In this section we instantiate the `LightningModule` model specified in `lightning.py` script. We will then log the model architecture to wandb and use `pytorch-lightning` `Trainer` to train/validate and test the model upon whose completion we will save the weights of the pytorch-model wrapped under the `LightningModule` class.

In [None]:
# init LightningModule
hidden_dims = 512
model = LitModel(**vars(args), hidden_dims=hidden_dims, class_weights=None)
model.example_input_array = torch.zeros_like(ims)

# freeze/unfreeze the feature extractor of the model
model.unfreeze_classifier()

# log model topology to wandb
wb_logger.watch(model.net)

In [None]:
# Pass the datamodule as arg to trainer.fit to override model hooks :)
trainer.fit(model, dm)

In [None]:
# Compute metrics on test dataset
_ = trainer.test(model, datamodule=dm, ckpt_path=chkpt.best_model_path)

In [None]:
PATH = chkpt.best_model_path # path to the best performing model
WEIGHTS_PATH = f"/kaggle/working/weights_fold={fold_num}.pt"

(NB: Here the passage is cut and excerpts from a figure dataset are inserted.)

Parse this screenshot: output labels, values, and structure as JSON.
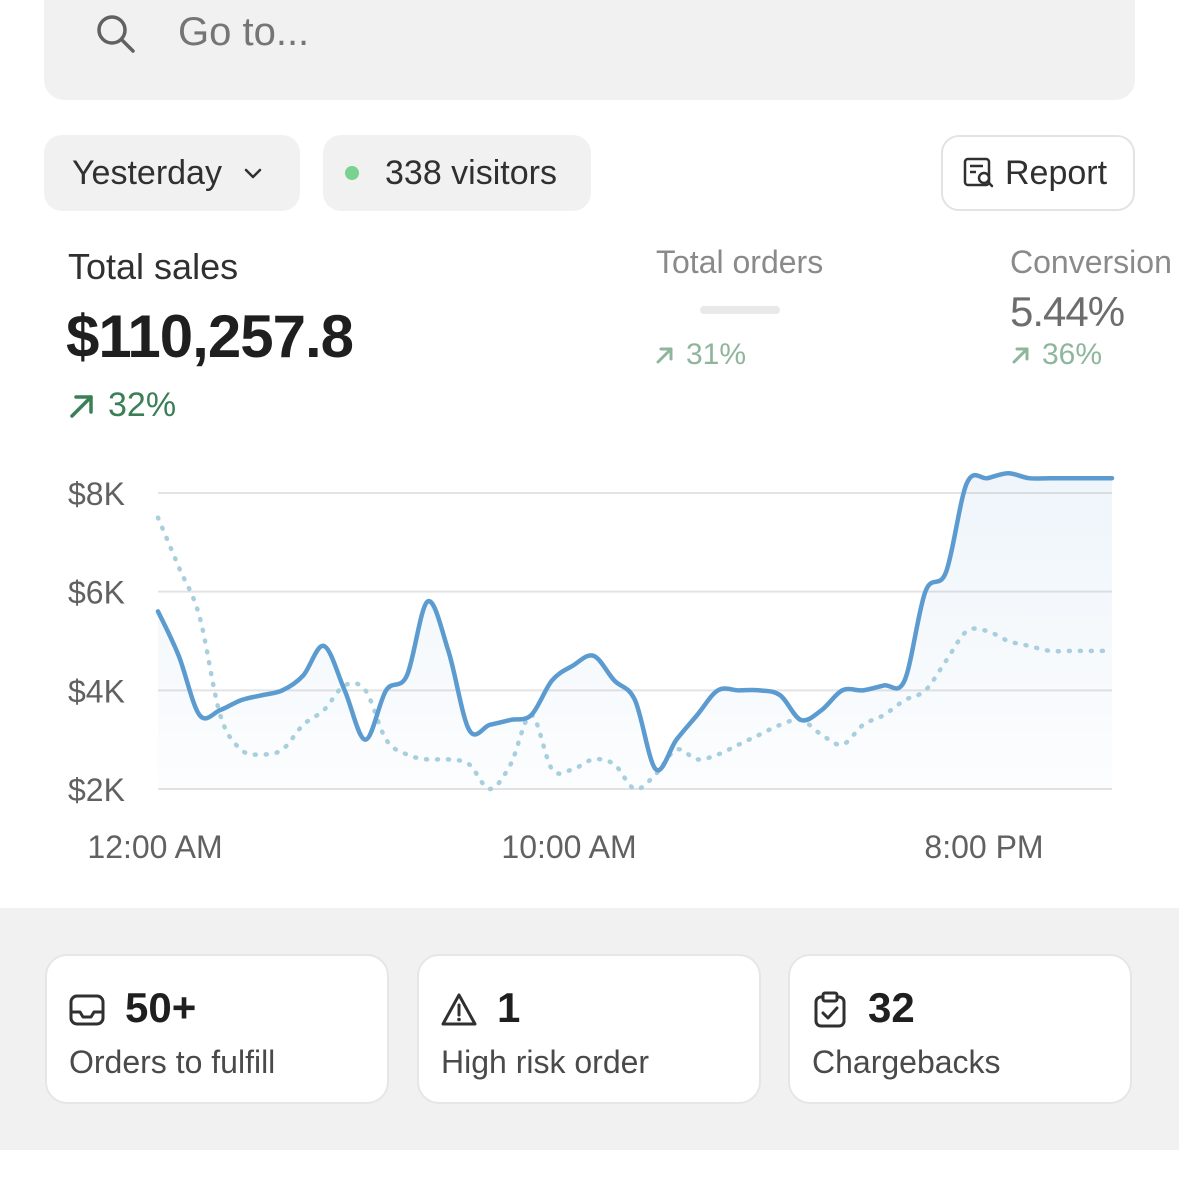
{
  "search": {
    "placeholder": "Go to..."
  },
  "filters": {
    "date_range": "Yesterday",
    "visitors": "338 visitors",
    "report_label": "Report"
  },
  "metrics": {
    "total_sales": {
      "label": "Total sales",
      "value": "$110,257.8",
      "change": "32%"
    },
    "total_orders": {
      "label": "Total orders",
      "value": "",
      "change": "31%"
    },
    "conversion": {
      "label": "Conversion",
      "value": "5.44%",
      "change": "36%"
    }
  },
  "colors": {
    "current_series": "#5b9bd0",
    "comparison_series": "#a9cfdf",
    "trend_positive": "#3b7f56",
    "live_dot": "#7bd18f"
  },
  "chart_data": {
    "type": "line",
    "y_ticks": [
      "$8K",
      "$6K",
      "$4K",
      "$2K"
    ],
    "x_ticks": [
      "12:00 AM",
      "10:00 AM",
      "8:00 PM"
    ],
    "ylim": [
      2000,
      8000
    ],
    "grid": true,
    "series": [
      {
        "style": "solid",
        "x": [
          0,
          0.5,
          1,
          1.5,
          2,
          2.5,
          3,
          3.5,
          4,
          4.5,
          5,
          5.5,
          6,
          6.5,
          7,
          7.5,
          8,
          8.5,
          9,
          9.5,
          10,
          10.5,
          11,
          11.5,
          12,
          12.5,
          13,
          13.5,
          14,
          14.5,
          15,
          15.5,
          16,
          16.5,
          17,
          17.5,
          18,
          18.5,
          19,
          19.5,
          20,
          20.5,
          21,
          21.5,
          22,
          22.5,
          23
        ],
        "values": [
          5600,
          4700,
          3500,
          3600,
          3800,
          3900,
          4000,
          4300,
          4900,
          4000,
          3000,
          4000,
          4300,
          5800,
          4800,
          3200,
          3300,
          3400,
          3500,
          4200,
          4500,
          4700,
          4200,
          3800,
          2400,
          3000,
          3500,
          4000,
          4000,
          4000,
          3900,
          3400,
          3600,
          4000,
          4000,
          4100,
          4200,
          6000,
          6400,
          8200,
          8300,
          8400,
          8300,
          8300,
          8300,
          8300,
          8300
        ]
      },
      {
        "style": "dotted",
        "x": [
          0,
          0.5,
          1,
          1.5,
          2,
          2.5,
          3,
          3.5,
          4,
          4.5,
          5,
          5.5,
          6,
          6.5,
          7,
          7.5,
          8,
          8.5,
          9,
          9.5,
          10,
          10.5,
          11,
          11.5,
          12,
          12.5,
          13,
          13.5,
          14,
          14.5,
          15,
          15.5,
          16,
          16.5,
          17,
          17.5,
          18,
          18.5,
          19,
          19.5,
          20,
          20.5,
          21,
          21.5,
          22,
          22.5,
          23
        ],
        "values": [
          7500,
          6500,
          5500,
          3500,
          2800,
          2700,
          2800,
          3300,
          3600,
          4100,
          4000,
          3000,
          2700,
          2600,
          2600,
          2500,
          2000,
          2500,
          3500,
          2400,
          2400,
          2600,
          2500,
          2000,
          2300,
          2800,
          2600,
          2700,
          2900,
          3100,
          3300,
          3400,
          3100,
          2900,
          3300,
          3500,
          3800,
          4000,
          4600,
          5200,
          5200,
          5000,
          4900,
          4800,
          4800,
          4800,
          4800
        ]
      }
    ]
  },
  "tasks": [
    {
      "icon": "inbox-icon",
      "value": "50+",
      "label": "Orders to fulfill"
    },
    {
      "icon": "warning-icon",
      "value": "1",
      "label": "High risk order"
    },
    {
      "icon": "clipboard-check-icon",
      "value": "32",
      "label": "Chargebacks"
    }
  ]
}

loaded_model = model.load_from_checkpoint(checkpoint_path=chkpt.best_model_path, **vars(args))
torchmodel = loaded_model.net

# save torch model state dict
torch.save(torchmodel.state_dict(), WEIGHTS_PATH)

Check the saved files :

In [None]:
from torch import nn
from torchvision import models

device = torch.device("cuda:0")

class TransferLearningModel(nn.Module):
    """
    The base for the lightning model
    """
    def __init__(self, classifier: nn.Module, base: nn.Module):
        super(TransferLearningModel, self).__init__()
        # Set our init args as class attributes
        self.classifier = classifier
        self.base = base
        
    def forward(self, x):
        return self.base(self.classifier(x))

In [None]:
# assemble network
classifier = models.resnext50_32x4d()

# dims for the base model
num_ftrs = classifier.fc.out_features
h1 = 512 
h2 = int(h1/2)

base_model = nn.Sequential(
    nn.BatchNorm1d(num_ftrs),
    nn.ReLU(inplace=True),
    nn.Dropout(0.25),
    nn.Linear(num_ftrs, h1),
    nn.BatchNorm1d(h1),
    nn.ReLU(inplace=True),
    nn.Dropout(0.25),
    nn.Linear(h1, h2),
    nn.BatchNorm1d(h2),
    nn.ReLU(inplace=True),
    nn.Dropout(0.5),
    nn.Linear(h2, 5)
)

# init model
Net = TransferLearningModel(classifier, base_model)

# load saved model weights
state_dict = torch.load(WEIGHTS_PATH, map_location=device)
# load the torch state dict to the model
Net.load_state_dict(state_dict)
logger.info("Success")

In [None]:
# save the weights to wandb
# WandB – Save the model checkpoint. This automatically saves a file to the cloud and associates it with the current run.
wandb.save(WEIGHTS_PATH)
# finish run
wandb.finish()